SR: Anything in particular at the forefront?

ME: I lost my son a couple of years ago to opioid addiction. That’s probably forefront in my heart right now. We have a foundation called the Etheridge Foundation. We make grants to organizations that are researching new forms of pain relief and how to get people off of opioids: through plant medicines, pharmaceutical alternatives. A big thing that’s everyone’s starting to come around to is psilocybin, MDMA, ayahuasca, all kinds of alternatives to opioid addictions and our struggles with pain.

SR: I’m sorry about your son.

ME: I’m one of many hundreds of thousands of families that deal with this every day.

SR: And you have a cannabis business?

ME: I do. It’s very difficult right now. The situation has been just horrific because of the federal situation. We have no banking, we have nothing. So the only ones who can be successful are the Canadians who have federalized banking. The Canadians come down and buy everything up. It’s kind of sad. America has really squandered its opportunity to be the leader in this plant medicine. I’m still hopeful that someday they’ll get it together.

SR: When you lost your son, it sounds like you moved into advocacy. Besides that and working on this album, what else helped you through that time, with the loss and also with the impact of the pandemic?

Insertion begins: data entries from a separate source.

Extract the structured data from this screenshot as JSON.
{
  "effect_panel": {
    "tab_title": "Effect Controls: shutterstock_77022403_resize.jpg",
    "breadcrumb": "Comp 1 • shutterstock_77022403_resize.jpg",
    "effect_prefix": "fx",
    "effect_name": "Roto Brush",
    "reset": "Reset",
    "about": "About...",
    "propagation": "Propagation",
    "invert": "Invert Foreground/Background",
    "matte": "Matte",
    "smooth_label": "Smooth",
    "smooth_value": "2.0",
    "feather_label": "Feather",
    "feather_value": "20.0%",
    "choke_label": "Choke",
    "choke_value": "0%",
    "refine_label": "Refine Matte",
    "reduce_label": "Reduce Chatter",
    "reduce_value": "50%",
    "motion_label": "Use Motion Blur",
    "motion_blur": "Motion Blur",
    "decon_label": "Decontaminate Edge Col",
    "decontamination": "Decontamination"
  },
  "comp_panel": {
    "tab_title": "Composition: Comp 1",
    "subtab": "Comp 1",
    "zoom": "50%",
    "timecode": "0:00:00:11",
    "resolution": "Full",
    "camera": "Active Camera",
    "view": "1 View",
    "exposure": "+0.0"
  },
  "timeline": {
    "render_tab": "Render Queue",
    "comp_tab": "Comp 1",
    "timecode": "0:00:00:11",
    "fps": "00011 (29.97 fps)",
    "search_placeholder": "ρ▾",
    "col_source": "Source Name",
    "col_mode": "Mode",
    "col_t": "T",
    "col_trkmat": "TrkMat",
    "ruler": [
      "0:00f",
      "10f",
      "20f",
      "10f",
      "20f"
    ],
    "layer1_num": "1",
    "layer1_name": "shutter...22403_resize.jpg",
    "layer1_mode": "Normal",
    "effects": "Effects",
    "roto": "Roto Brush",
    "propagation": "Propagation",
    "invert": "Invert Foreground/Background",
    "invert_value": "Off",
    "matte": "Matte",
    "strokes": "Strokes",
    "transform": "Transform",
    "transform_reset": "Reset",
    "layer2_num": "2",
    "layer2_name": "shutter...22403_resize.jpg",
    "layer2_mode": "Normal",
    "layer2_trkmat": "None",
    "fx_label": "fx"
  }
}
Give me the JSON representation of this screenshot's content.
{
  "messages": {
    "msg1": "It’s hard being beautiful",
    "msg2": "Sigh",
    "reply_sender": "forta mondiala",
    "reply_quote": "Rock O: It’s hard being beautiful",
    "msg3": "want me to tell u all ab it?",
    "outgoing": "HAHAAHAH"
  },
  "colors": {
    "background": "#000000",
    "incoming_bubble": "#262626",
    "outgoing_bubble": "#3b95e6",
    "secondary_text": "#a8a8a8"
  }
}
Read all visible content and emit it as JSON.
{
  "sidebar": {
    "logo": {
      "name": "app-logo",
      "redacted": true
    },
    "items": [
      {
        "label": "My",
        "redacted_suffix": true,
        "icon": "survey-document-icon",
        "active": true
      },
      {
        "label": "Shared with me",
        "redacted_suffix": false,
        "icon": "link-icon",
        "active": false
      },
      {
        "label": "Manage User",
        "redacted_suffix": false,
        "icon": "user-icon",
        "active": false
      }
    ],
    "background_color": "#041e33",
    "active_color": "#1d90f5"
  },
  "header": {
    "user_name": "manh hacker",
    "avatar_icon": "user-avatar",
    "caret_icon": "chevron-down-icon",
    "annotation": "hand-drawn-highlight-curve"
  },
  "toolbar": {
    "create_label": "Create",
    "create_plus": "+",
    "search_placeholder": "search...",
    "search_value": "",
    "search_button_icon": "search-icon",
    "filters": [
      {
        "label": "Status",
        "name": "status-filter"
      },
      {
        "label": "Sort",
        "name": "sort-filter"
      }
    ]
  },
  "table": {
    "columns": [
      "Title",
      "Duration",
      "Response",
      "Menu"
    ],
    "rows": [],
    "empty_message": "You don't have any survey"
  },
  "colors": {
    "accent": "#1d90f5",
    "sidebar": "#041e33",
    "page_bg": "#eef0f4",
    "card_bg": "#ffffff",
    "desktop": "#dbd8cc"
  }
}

ME: At first, I started to do a daily 20-minute concert on Facebook. And then when my son died, I threw myself into building a streaming studio in my garage. We built that and then for a year and a half, we had a show— we called our efforts Etheridge TV. It’s still up. You can see the content, on etheridgetv.com. People would join us — thousands of people every day, five days a week. We would do shows and that really kept me sane and kept me connected and actually connected me back up with my older songs that I hadn’t thought about in a long time. Now, every night on tour I dip into some deep track material that I play alongside all the hit songs that we do.

SR: What’s been the biggest surprise as you dip into that stuff?

ME: One of the biggest surprises is how much I love some of the songs. Also many of the fans that come to see me aren’t just hit song fans. They love the deep tracks and the whole albums.